Sur 1 Café Svp, l’objectif n’est pas de diaboliser votre tasse préférée, mais de vous aider à trouver le bon équilibre : profiter des bienfaits de la caféine (vigilance, énergie, plaisir du café) tout en restant en dessous des seuils de sécurité recommandés.
- Vous vous demandez si vos 3, 4 ou 5 cafés quotidiens restent “dans les clous” ?
- Vous avez déjà ressenti des palpitations ou un sommeil perturbé après une journée bien chargée en café ou en boissons énergisantes ?
- Vous ne savez pas comment compter la caféine de vos expressos, thés et colas sur une journée complète ?
Où se cache la caféine, comment elle agit sur votre organisme et surtout combien vous pouvez en consommer par jour sans mettre votre santé en danger, avec des repères différents selon que vous soyez adulte, enceinte, adolescent ou sportif.

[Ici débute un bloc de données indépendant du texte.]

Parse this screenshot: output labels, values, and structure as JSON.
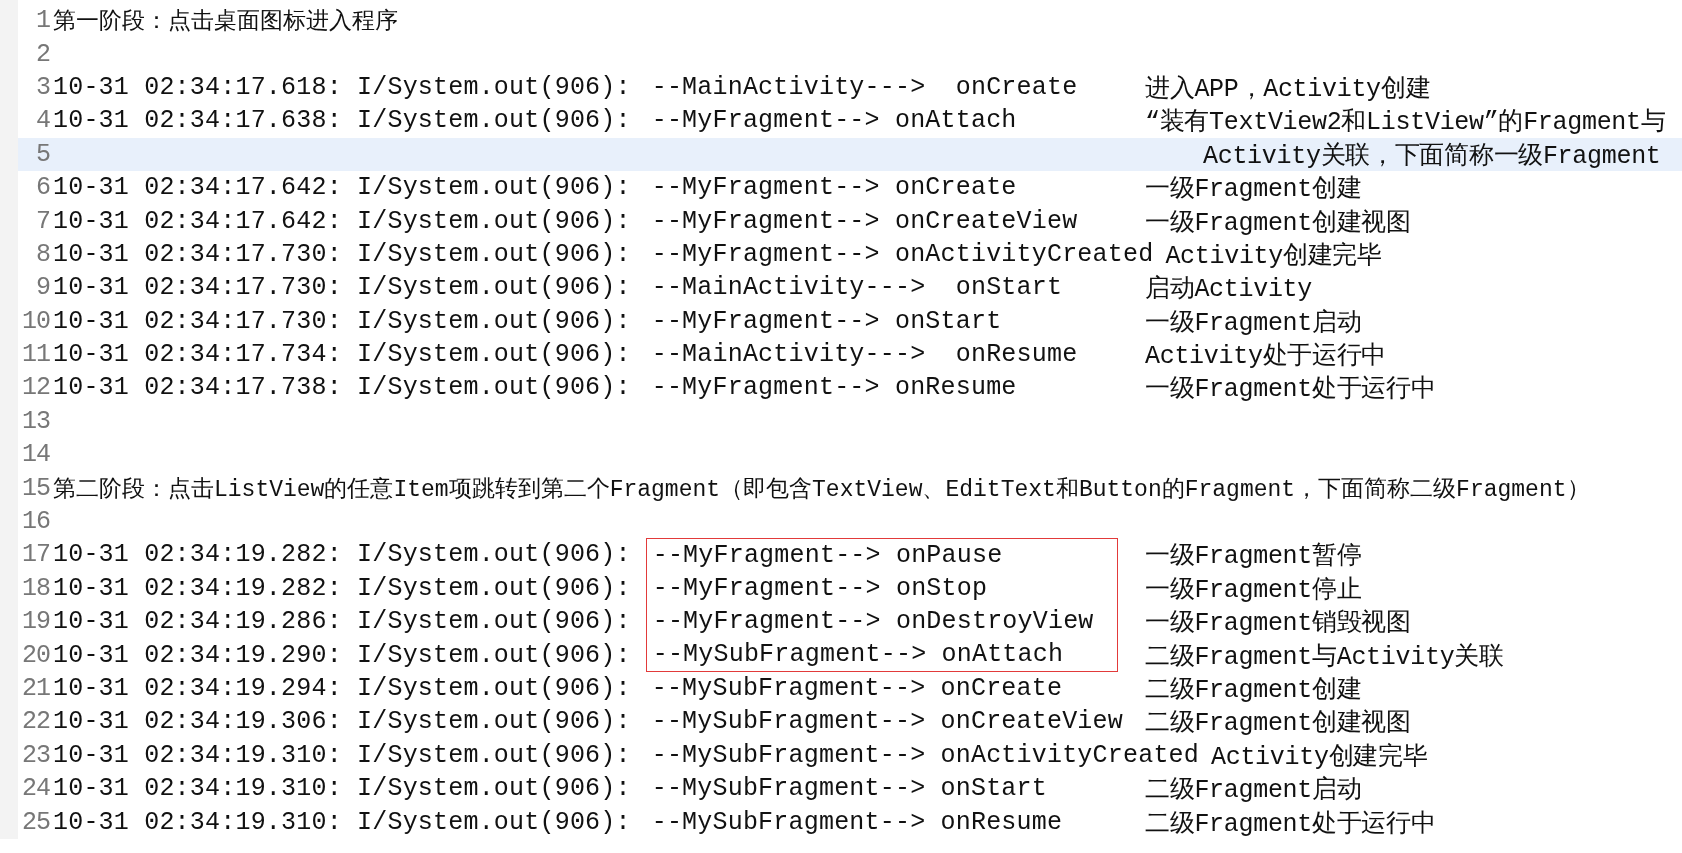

Caféine : définition simple et origines de cette biomolécule naturelle que vous buvez tous les jours
Avant de compter les milligrammes par jour, il est utile de bien comprendre ce qu’est réellement la caféine. Sur le plan chimique, il s’agit d’une biomolécule d’origine naturelle, appartenant à la famille des méthylxanthines, que l’on retrouve dans les graines, feuilles ou fruits de plusieurs plantes contenant de la caféine. La plus connue est évidemment le caféier, mais la caféine est aussi présente dans le théier (thé), la noix de kola, la yerba maté, le guarana ou encore le cacao.

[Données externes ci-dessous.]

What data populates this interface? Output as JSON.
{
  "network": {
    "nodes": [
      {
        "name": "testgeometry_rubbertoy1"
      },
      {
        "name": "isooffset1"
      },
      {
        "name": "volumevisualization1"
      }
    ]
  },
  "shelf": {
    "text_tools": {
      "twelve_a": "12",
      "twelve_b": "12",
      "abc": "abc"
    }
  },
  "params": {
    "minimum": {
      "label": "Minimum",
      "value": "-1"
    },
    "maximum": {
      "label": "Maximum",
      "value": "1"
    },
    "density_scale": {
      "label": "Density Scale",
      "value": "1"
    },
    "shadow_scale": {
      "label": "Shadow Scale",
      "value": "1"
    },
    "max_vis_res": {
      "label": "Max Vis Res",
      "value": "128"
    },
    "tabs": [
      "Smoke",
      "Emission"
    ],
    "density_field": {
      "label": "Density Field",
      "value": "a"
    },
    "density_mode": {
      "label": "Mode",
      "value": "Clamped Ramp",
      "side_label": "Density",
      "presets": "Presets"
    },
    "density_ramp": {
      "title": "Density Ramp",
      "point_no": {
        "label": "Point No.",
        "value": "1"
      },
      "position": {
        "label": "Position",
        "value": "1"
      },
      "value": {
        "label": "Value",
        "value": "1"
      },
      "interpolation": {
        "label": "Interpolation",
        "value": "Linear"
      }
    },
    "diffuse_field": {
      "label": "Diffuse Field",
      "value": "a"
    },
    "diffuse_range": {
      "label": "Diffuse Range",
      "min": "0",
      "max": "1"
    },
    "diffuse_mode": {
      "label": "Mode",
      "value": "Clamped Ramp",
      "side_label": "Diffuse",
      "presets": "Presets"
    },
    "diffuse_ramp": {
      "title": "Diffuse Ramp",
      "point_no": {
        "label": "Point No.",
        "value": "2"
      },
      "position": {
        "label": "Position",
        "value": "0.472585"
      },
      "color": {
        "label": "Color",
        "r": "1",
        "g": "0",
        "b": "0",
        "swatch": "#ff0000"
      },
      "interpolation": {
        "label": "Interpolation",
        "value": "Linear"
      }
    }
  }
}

La caféine agit comme un psychostimulant doté de propriétés psychostimulantes bien documentées : elle favorise l’éveil, atténue la fatigue, aide à rester vigilant et peut augmenter l’endurance, ce qui explique son succès aussi bien au bureau que chez les sportifs. À dose un peu plus élevée, elle peut aussi avoir un léger effet coupe-faim, parfois recherché dans certains compléments.
Bon à savoir : la caféine n’est pas une invention de l’industrie moderne. Elle joue un rôle de défense pour la plante (par exemple en repoussant certains insectes) et a été consommée pendant des siècles sous forme de boissons traditionnelles comme le café, le thé ou le maté, bien avant l’arrivée des boissons énergisantes.

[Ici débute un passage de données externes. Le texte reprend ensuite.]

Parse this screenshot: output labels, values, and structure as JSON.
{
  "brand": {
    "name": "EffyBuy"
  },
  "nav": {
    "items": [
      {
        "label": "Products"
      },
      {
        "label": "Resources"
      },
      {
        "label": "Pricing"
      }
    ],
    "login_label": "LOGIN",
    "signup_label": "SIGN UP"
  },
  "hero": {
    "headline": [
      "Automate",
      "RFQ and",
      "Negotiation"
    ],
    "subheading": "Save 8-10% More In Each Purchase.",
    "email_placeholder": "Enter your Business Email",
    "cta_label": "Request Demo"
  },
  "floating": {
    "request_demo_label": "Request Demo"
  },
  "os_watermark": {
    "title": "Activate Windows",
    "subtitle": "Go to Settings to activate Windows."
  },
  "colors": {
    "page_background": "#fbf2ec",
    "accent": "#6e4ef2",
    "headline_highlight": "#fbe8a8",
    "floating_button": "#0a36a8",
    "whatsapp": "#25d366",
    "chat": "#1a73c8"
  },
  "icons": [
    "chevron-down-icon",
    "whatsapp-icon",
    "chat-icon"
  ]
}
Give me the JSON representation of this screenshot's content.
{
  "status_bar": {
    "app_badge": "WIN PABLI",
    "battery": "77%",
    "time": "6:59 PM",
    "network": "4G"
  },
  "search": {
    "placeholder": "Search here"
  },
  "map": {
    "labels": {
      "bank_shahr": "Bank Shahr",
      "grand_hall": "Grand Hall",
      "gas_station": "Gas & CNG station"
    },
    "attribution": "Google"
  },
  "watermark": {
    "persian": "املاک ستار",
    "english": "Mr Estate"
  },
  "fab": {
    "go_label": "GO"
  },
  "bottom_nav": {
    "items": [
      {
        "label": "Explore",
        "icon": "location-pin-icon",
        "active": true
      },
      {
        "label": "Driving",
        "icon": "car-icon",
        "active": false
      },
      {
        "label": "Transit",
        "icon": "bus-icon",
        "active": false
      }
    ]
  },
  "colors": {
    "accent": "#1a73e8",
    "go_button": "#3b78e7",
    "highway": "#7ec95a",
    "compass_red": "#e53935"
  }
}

Au fil du temps, la même substance est donc devenue à la fois :
- un plaisir quotidien (espresso, filtre, cappuccino, thé, chocolat chaud) ;
- un outil fonctionnel pour rester réveillé, réviser ou améliorer ses performances ;
- un ingrédient technique de produits plus concentrés (poudre de caféine, energy drinks, compléments).
C’est cette polyvalence qui rend important le fait de connaître la dose maximale de caféine par jour que l’on peut consommer sans mettre sa santé en difficulté.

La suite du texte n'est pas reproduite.